Everything Has A Reason
Husband left town on Wednesday. The
contractor working on our replacement awning was scheduled to be
at our house every day, but he cancelled Thursday and Friday.
That left me with a lot of time to myself for prayer and
thoughtfulness—as in full of thoughts.
In the silence God has spoken only two words
to me: salvation and sanctification.
Everything in your life, everything in the
lives of people around you, every news clip-video-movie-book,
friend, ache, illness, trauma, disappointment, challenge, and
joy is orchestrated by God or permitted by God to achieve either
your salvation or your sanctification.
Everything.
Let that sink in for a moment…
The first thing God does is arrange our life
so that we come to Him and commit to the Lordship of Jesus
Christ. This is more than just believing Jesus lived and died.

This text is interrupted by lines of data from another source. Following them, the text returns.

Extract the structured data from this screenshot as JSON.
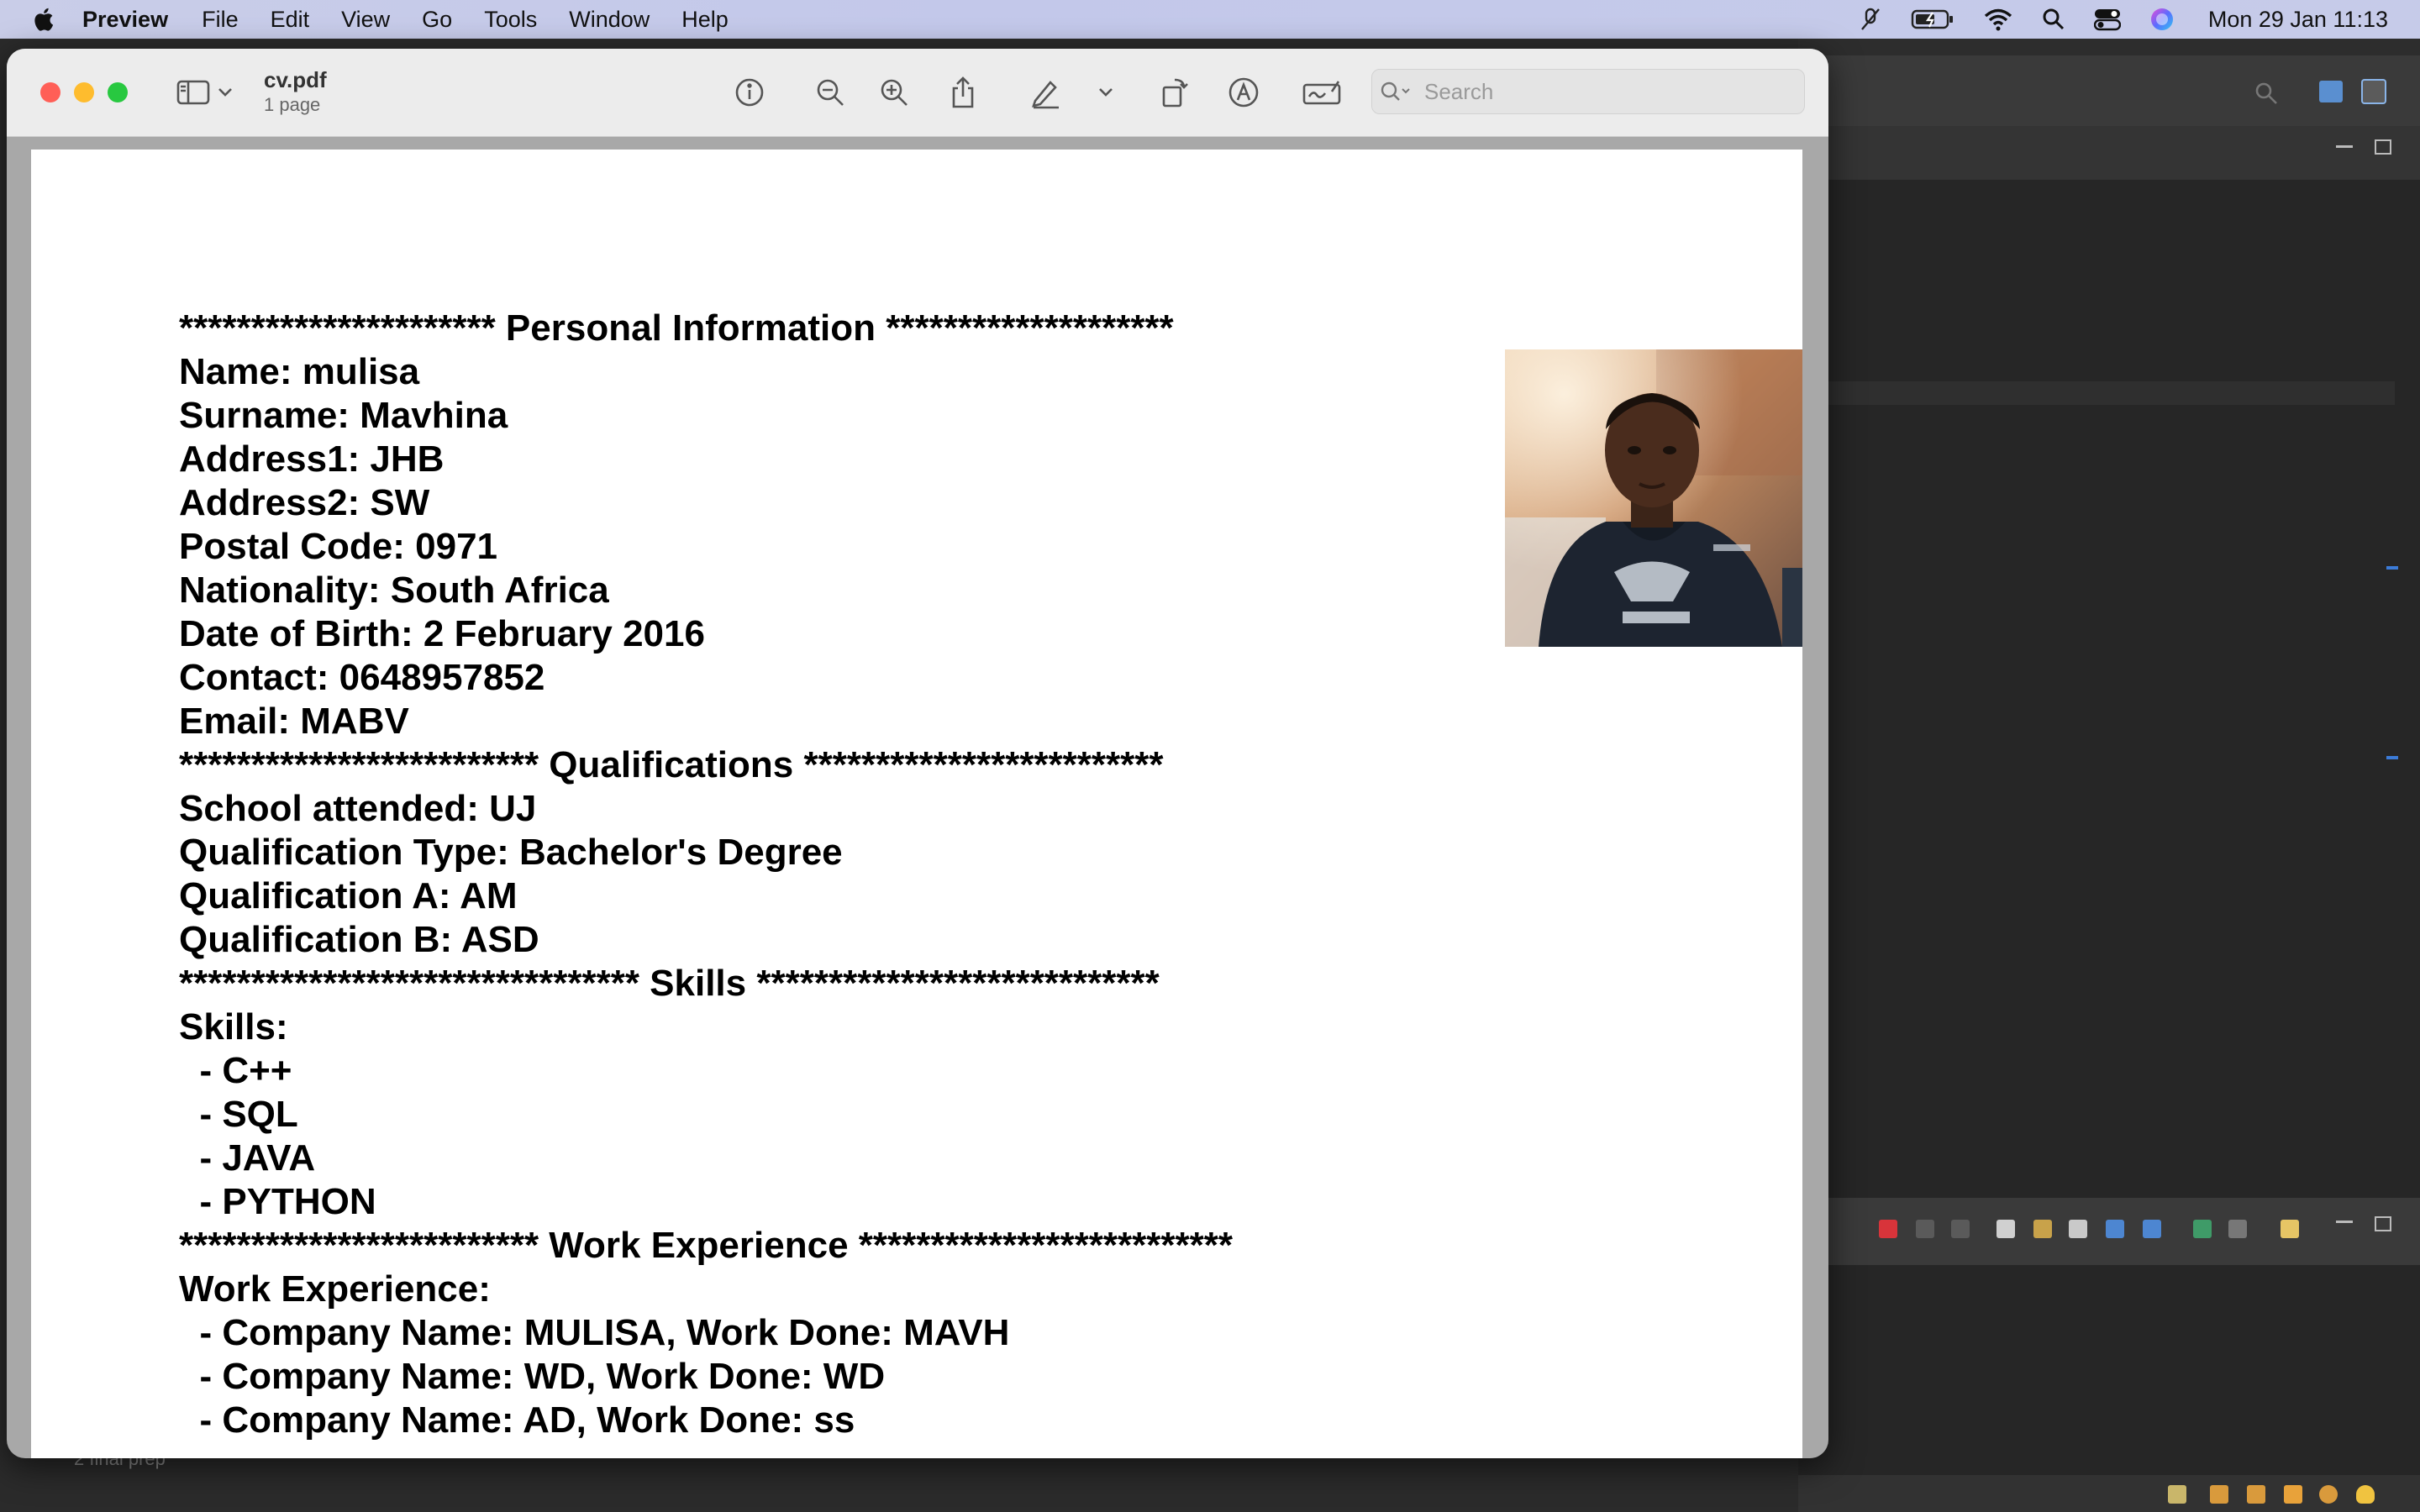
{
  "menubar": {
    "app_name": "Preview",
    "items": [
      "File",
      "Edit",
      "View",
      "Go",
      "Tools",
      "Window",
      "Help"
    ],
    "clock": "Mon 29 Jan  11:13",
    "status_icons": [
      "mic-muted-icon",
      "battery-charging-icon",
      "wifi-icon",
      "spotlight-search-icon",
      "control-center-icon",
      "siri-icon"
    ]
  },
  "window": {
    "doc_title": "cv.pdf",
    "doc_subtitle": "1 page",
    "search_placeholder": "Search"
  },
  "document": {
    "lines": [
      "********************** Personal Information ********************",
      "Name: mulisa",
      "Surname: Mavhina",
      "Address1: JHB",
      "Address2: SW",
      "Postal Code: 0971",
      "Nationality: South Africa",
      "Date of Birth: 2 February 2016",
      "Contact: 0648957852",
      "Email: MABV",
      "************************* Qualifications *************************",
      "School attended: UJ",
      "Qualification Type: Bachelor's Degree",
      "Qualification A: AM",
      "Qualification B: ASD",
      "******************************** Skills ****************************",
      "Skills:",
      "  - C++",
      "  - SQL",
      "  - JAVA",
      "  - PYTHON",
      "************************* Work Experience **************************",
      "Work Experience:",
      "  - Company Name: MULISA, Work Done: MAVH",
      "  - Company Name: WD, Work Done: WD",
      "  - Company Name: AD, Work Done: ss"
    ]
  },
  "background_app": {
    "status_text": "2 final prep"
  },
  "colors": {
    "menubar": "#c6cbe9",
    "window_close": "#ff5f57",
    "window_minimize": "#febc2e",
    "window_zoom": "#28c840",
    "ide_background": "#2d2d2d"
  }
}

Lots of people believe. Satan believes. The Milwaukee Cannibal,
Jeffrey Dahmer believed. Judas believed.
The issue of salvation isn’t about the truth
of Jesus; the issue is whether or not we are willing to commit
our life to him. That is our salvation moment and it defines and
directs the remainder of our days.
If we are going through a rough patch there
is only one of two possible reasons. We have not yet submitted
to the Lordship and governance of Jesus, or we are having a
sanctification experience.
Sanctification begins at salvation and
continues until death. It is the process of being refined,
“rebranded” from sinner to saint. The goal is to become an
imitation of Jesus Christ.
Charles Spurgeon lived
from 1834-1892 and I regard him to be the greatest preacher of
that century. John and I have a 1st
edition of his sermons, published in 1862. This week I pulled it
out and read one on sanctification.
Spurgeon notes that
a Christian should bear a
striking likeness of Jesus Christ. The world should be able to
hold us up and say, “This person has been with Jesus, been
taught by him, and the man from Nazareth is guiding his every
footstep.” The only measuring stick that matters is the one that
measures our distance from the one who is leading us.
If we want a life
where doing wrong feels unnatural and doing the right thing
comes naturally, we need to change our pre-programmed desires
and inclinations. We were born with a craving for sin. It is
buried in our DNA. It has been fed by generations of our
ancestors. We don’t have to (and shouldn’t) settle for the
related behaviors.
Spurgeon says we must study the character of
Jesus in our Bibles, evangelists, and seasoned believers who
come into our lives. He suggests each of us is a life-time
manuscript that is being written by the Holy Spirit:
“At night, try to recount all the actions of
the twenty-four hours, scrupulously putting them under review.
When I have proof-sheets sent to me of any of my writings, I
have to make the corrections in the margin. I might read them
over 30 times, and the printers would still put in the errors if
I did not mark them.
“So must you do, if you find anything faulty,
at night make a mark in the margin, that you may know where the
fault is, and tomorrow may amend it. Do this day after day,
continually, noting your faults one by one, so that you may
better avoid them.”
Jesus didn’t die on the cross so just that we
can believe he existed. He died so that we could live
grace-filled, forgiven lives and grow into his likeness.